Grandcolas spoke to FRANCE 24 two days after the European Commission unveiled plans to build a more sustainable food system, insisting on the need to both reduce the use of pesticides and promote organic farming, and protect biodiversity across the 27-nation bloc.
In line with its ambition of cutting greenhouse gas emissions to zero by mid-century, the EU‘s executive arm wants to halve the use of chemical pesticides by 2030 and to ensure that at least 25 percent of agricultural land is reserved for organic farming, compared to 8 percent at the moment.
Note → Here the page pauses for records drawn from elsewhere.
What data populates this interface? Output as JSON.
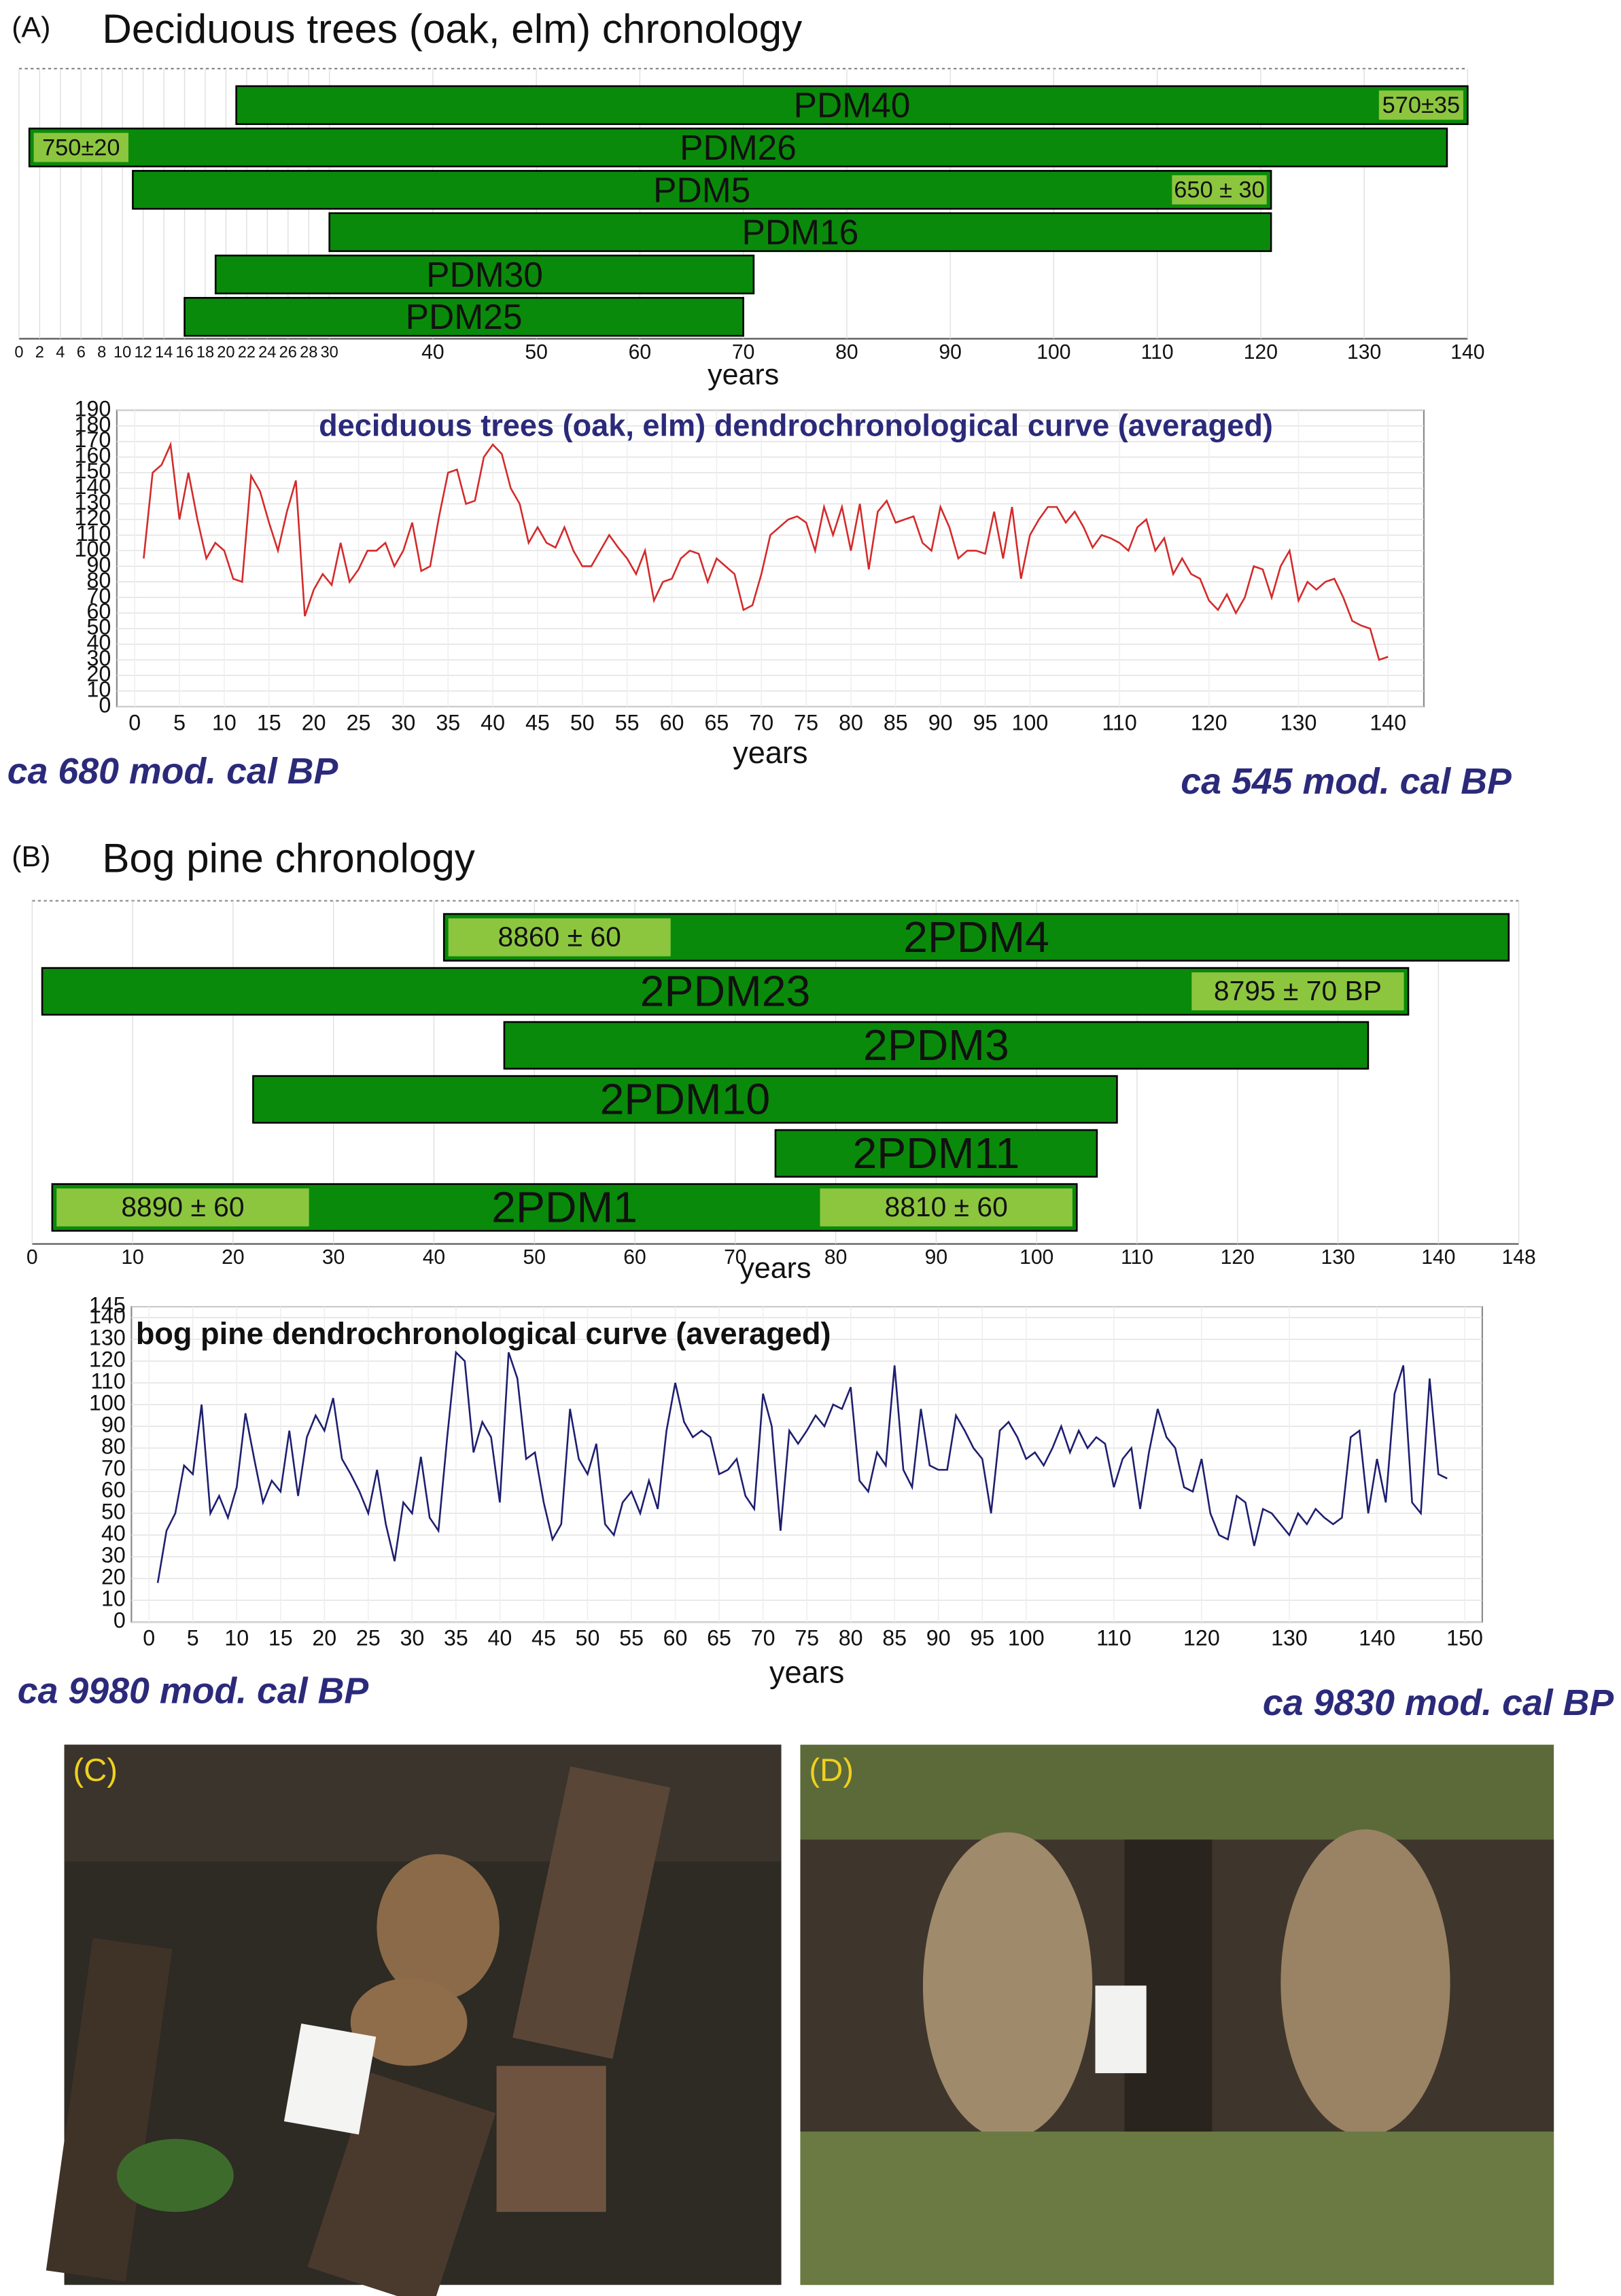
{
  "chart_data": [
    {
      "type": "gantt",
      "panel_label": "(A)",
      "title": "Deciduous trees (oak, elm) chronology",
      "xlabel": "years",
      "xlim": [
        0,
        140
      ],
      "xticks": [
        0,
        2,
        4,
        6,
        8,
        10,
        12,
        14,
        16,
        18,
        20,
        22,
        24,
        26,
        28,
        30,
        40,
        50,
        60,
        70,
        80,
        90,
        100,
        110,
        120,
        130,
        140
      ],
      "color": "#0a8a0a",
      "date_color": "#8cc63f",
      "bars": [
        {
          "name": "PDM40",
          "start": 21,
          "end": 140,
          "dates": [
            {
              "label": "570±35",
              "start": 131,
              "end": 140
            }
          ]
        },
        {
          "name": "PDM26",
          "start": 1,
          "end": 138,
          "dates": [
            {
              "label": "750±20",
              "start": 1,
              "end": 11
            }
          ]
        },
        {
          "name": "PDM5",
          "start": 11,
          "end": 121,
          "dates": [
            {
              "label": "650 ± 30",
              "start": 111,
              "end": 121
            }
          ]
        },
        {
          "name": "PDM16",
          "start": 30,
          "end": 121,
          "dates": []
        },
        {
          "name": "PDM30",
          "start": 19,
          "end": 71,
          "dates": []
        },
        {
          "name": "PDM25",
          "start": 16,
          "end": 70,
          "dates": []
        }
      ]
    },
    {
      "type": "line",
      "title": "deciduous trees (oak, elm) dendrochronological curve (averaged)",
      "xlabel": "years",
      "xlim": [
        -2,
        144
      ],
      "ylim": [
        0,
        190
      ],
      "xticks": [
        0,
        5,
        10,
        15,
        20,
        25,
        30,
        35,
        40,
        45,
        50,
        55,
        60,
        65,
        70,
        75,
        80,
        85,
        90,
        95,
        100,
        110,
        120,
        130,
        140
      ],
      "yticks": [
        0,
        10,
        20,
        30,
        40,
        50,
        60,
        70,
        80,
        90,
        100,
        110,
        120,
        130,
        140,
        150,
        160,
        170,
        180,
        190
      ],
      "grid": true,
      "annotations": [
        "ca 680 mod. cal BP",
        "ca 545 mod. cal BP"
      ],
      "series": [
        {
          "color": "#d42a2a",
          "x": [
            1,
            2,
            3,
            4,
            5,
            6,
            7,
            8,
            9,
            10,
            11,
            12,
            13,
            14,
            15,
            16,
            17,
            18,
            19,
            20,
            21,
            22,
            23,
            24,
            25,
            26,
            27,
            28,
            29,
            30,
            31,
            32,
            33,
            34,
            35,
            36,
            37,
            38,
            39,
            40,
            41,
            42,
            43,
            44,
            45,
            46,
            47,
            48,
            49,
            50,
            51,
            52,
            53,
            54,
            55,
            56,
            57,
            58,
            59,
            60,
            61,
            62,
            63,
            64,
            65,
            66,
            67,
            68,
            69,
            70,
            71,
            72,
            73,
            74,
            75,
            76,
            77,
            78,
            79,
            80,
            81,
            82,
            83,
            84,
            85,
            86,
            87,
            88,
            89,
            90,
            91,
            92,
            93,
            94,
            95,
            96,
            97,
            98,
            99,
            100,
            101,
            102,
            103,
            104,
            105,
            106,
            107,
            108,
            109,
            110,
            111,
            112,
            113,
            114,
            115,
            116,
            117,
            118,
            119,
            120,
            121,
            122,
            123,
            124,
            125,
            126,
            127,
            128,
            129,
            130,
            131,
            132,
            133,
            134,
            135,
            136,
            137,
            138,
            139,
            140
          ],
          "values": [
            95,
            150,
            155,
            168,
            120,
            150,
            120,
            95,
            105,
            100,
            82,
            80,
            148,
            138,
            118,
            100,
            125,
            145,
            58,
            75,
            85,
            78,
            105,
            80,
            88,
            100,
            100,
            105,
            90,
            100,
            118,
            87,
            90,
            122,
            150,
            152,
            130,
            132,
            160,
            168,
            162,
            140,
            130,
            105,
            115,
            105,
            102,
            115,
            100,
            90,
            90,
            100,
            110,
            102,
            95,
            85,
            100,
            68,
            80,
            82,
            95,
            100,
            98,
            80,
            95,
            90,
            85,
            62,
            65,
            85,
            110,
            115,
            120,
            122,
            118,
            100,
            128,
            110,
            128,
            100,
            130,
            88,
            125,
            132,
            118,
            120,
            122,
            105,
            100,
            128,
            115,
            95,
            100,
            100,
            98,
            125,
            95,
            128,
            82,
            110,
            120,
            128,
            128,
            118,
            125,
            115,
            102,
            110,
            108,
            105,
            100,
            115,
            120,
            100,
            108,
            85,
            95,
            85,
            82,
            68,
            62,
            72,
            60,
            70,
            90,
            88,
            70,
            90,
            100,
            68,
            80,
            75,
            80,
            82,
            70,
            55,
            52,
            50,
            30,
            32
          ]
        }
      ]
    },
    {
      "type": "gantt",
      "panel_label": "(B)",
      "title": "Bog pine chronology",
      "xlabel": "years",
      "xlim": [
        0,
        148
      ],
      "xticks": [
        0,
        10,
        20,
        30,
        40,
        50,
        60,
        70,
        80,
        90,
        100,
        110,
        120,
        130,
        140,
        148
      ],
      "color": "#0a8a0a",
      "date_color": "#8cc63f",
      "bars": [
        {
          "name": "2PDM4",
          "start": 41,
          "end": 147,
          "dates": [
            {
              "label": "8860 ± 60",
              "start": 41,
              "end": 64
            }
          ]
        },
        {
          "name": "2PDM23",
          "start": 1,
          "end": 137,
          "dates": [
            {
              "label": "8795 ± 70 BP",
              "start": 115,
              "end": 137
            }
          ]
        },
        {
          "name": "2PDM3",
          "start": 47,
          "end": 133,
          "dates": []
        },
        {
          "name": "2PDM10",
          "start": 22,
          "end": 108,
          "dates": []
        },
        {
          "name": "2PDM11",
          "start": 74,
          "end": 106,
          "dates": []
        },
        {
          "name": "2PDM1",
          "start": 2,
          "end": 104,
          "dates": [
            {
              "label": "8890 ± 60",
              "start": 2,
              "end": 28
            },
            {
              "label": "8810 ± 60",
              "start": 78,
              "end": 104
            }
          ]
        }
      ]
    },
    {
      "type": "line",
      "title": "bog pine dendrochronological curve (averaged)",
      "xlabel": "years",
      "xlim": [
        -2,
        152
      ],
      "ylim": [
        0,
        145
      ],
      "xticks": [
        0,
        5,
        10,
        15,
        20,
        25,
        30,
        35,
        40,
        45,
        50,
        55,
        60,
        65,
        70,
        75,
        80,
        85,
        90,
        95,
        100,
        110,
        120,
        130,
        140,
        150
      ],
      "yticks": [
        0,
        10,
        20,
        30,
        40,
        50,
        60,
        70,
        80,
        90,
        100,
        110,
        120,
        130,
        140,
        145
      ],
      "grid": true,
      "annotations": [
        "ca 9980 mod. cal BP",
        "ca 9830 mod. cal BP"
      ],
      "series": [
        {
          "color": "#1e1e70",
          "x": [
            1,
            2,
            3,
            4,
            5,
            6,
            7,
            8,
            9,
            10,
            11,
            12,
            13,
            14,
            15,
            16,
            17,
            18,
            19,
            20,
            21,
            22,
            23,
            24,
            25,
            26,
            27,
            28,
            29,
            30,
            31,
            32,
            33,
            34,
            35,
            36,
            37,
            38,
            39,
            40,
            41,
            42,
            43,
            44,
            45,
            46,
            47,
            48,
            49,
            50,
            51,
            52,
            53,
            54,
            55,
            56,
            57,
            58,
            59,
            60,
            61,
            62,
            63,
            64,
            65,
            66,
            67,
            68,
            69,
            70,
            71,
            72,
            73,
            74,
            75,
            76,
            77,
            78,
            79,
            80,
            81,
            82,
            83,
            84,
            85,
            86,
            87,
            88,
            89,
            90,
            91,
            92,
            93,
            94,
            95,
            96,
            97,
            98,
            99,
            100,
            101,
            102,
            103,
            104,
            105,
            106,
            107,
            108,
            109,
            110,
            111,
            112,
            113,
            114,
            115,
            116,
            117,
            118,
            119,
            120,
            121,
            122,
            123,
            124,
            125,
            126,
            127,
            128,
            129,
            130,
            131,
            132,
            133,
            134,
            135,
            136,
            137,
            138,
            139,
            140,
            141,
            142,
            143,
            144,
            145,
            146,
            147,
            148
          ],
          "values": [
            18,
            42,
            50,
            72,
            68,
            100,
            50,
            58,
            48,
            62,
            96,
            75,
            55,
            65,
            60,
            88,
            58,
            85,
            95,
            88,
            103,
            75,
            68,
            60,
            50,
            70,
            45,
            28,
            55,
            50,
            76,
            48,
            42,
            85,
            124,
            120,
            78,
            92,
            85,
            55,
            124,
            112,
            75,
            78,
            55,
            38,
            45,
            98,
            75,
            68,
            82,
            45,
            40,
            55,
            60,
            50,
            65,
            52,
            88,
            110,
            92,
            85,
            88,
            85,
            68,
            70,
            75,
            58,
            52,
            105,
            90,
            42,
            88,
            82,
            88,
            95,
            90,
            100,
            98,
            108,
            65,
            60,
            78,
            72,
            118,
            70,
            62,
            98,
            72,
            70,
            70,
            95,
            88,
            80,
            75,
            50,
            88,
            92,
            85,
            75,
            78,
            72,
            80,
            90,
            78,
            88,
            80,
            85,
            82,
            62,
            75,
            80,
            52,
            78,
            98,
            85,
            80,
            62,
            60,
            75,
            50,
            40,
            38,
            58,
            55,
            35,
            52,
            50,
            45,
            40,
            50,
            45,
            52,
            48,
            45,
            48,
            85,
            88,
            50,
            75,
            55,
            105,
            118,
            55,
            50,
            112,
            68,
            66
          ]
        }
      ]
    }
  ],
  "photos": [
    {
      "label": "(C)"
    },
    {
      "label": "(D)"
    }
  ]
}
The commission also wants to plant at least three billion trees over the next 10 years.
According to EU figures, agricultural activities generate about 10 percent of total greenhouse gas emissions.
“Nature is vital for our physical and mental wellbeing. It filters our air and water, it regulates the climate and it pollinates our crops,” said Stella Kyriakides, the European Commissioner for Health and Food Safety. “But we are acting as if it didn’t matter, and losing it at an unprecedented rate.”
Frans Timmermans, the commission vice-president in charge of the so-called Green Deal, said the new plans, which need to be endorsed by member states, will help the bloc recover from the economic crisis induced by the coronavirus pandemic.